Tax regulations no longer need OIRA review


Treasury and the Office of Management and Budget (OMB) signed a memorandum of agreement (MOA) on June 9 that ends the review of tax regulations by OMB’s Office of Information and Regulatory Affairs (OIRA). The decision could speed up the regulatory process but removes an extra venue for taxpayers to lobby on guidance. 


The new agreement effectively reverses a Trump administration policy that had subjected tax regulations to review for the first time in decades. Executive Order 12866 issued by President Clinton in 1993 generally requires federal agencies to submit major regulations to OIRA for review. But under a series of long-standing MOAs, tax regulations were generally exempt from these requirements. President Trump ended that in 2018 with an MOA that required tax regulations to undergo OIRA review if the regulations raised novel legal or policy issues, interfered with action by another agency, or had a non-revenue economic impact of $100 million or more.


In practice, nearly all meaningful regulations were submitted to OIRA for review over the past five years.
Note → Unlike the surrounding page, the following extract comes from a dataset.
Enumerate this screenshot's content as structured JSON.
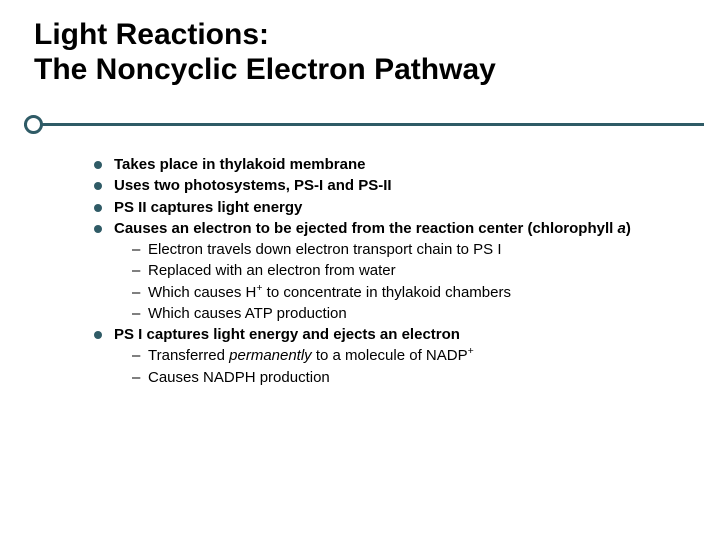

The impact of review could be publicly gauged, as disclosure rules allowed for taxpayers to view any changes made to guidance after the OIRA review. Many taxpayers lobbying on regulatory issues had hoped to find a more receptive audience at OIRA than at Treasury, but substantive changes during the OIRA review process were relatively rare. OIRA did often prompt Treasury to further explain their reasoning in preambles. Treasury appears likely to retain the practice of expansive preambles to combat an increasing trend to challenge tax regulations on procedural grounds.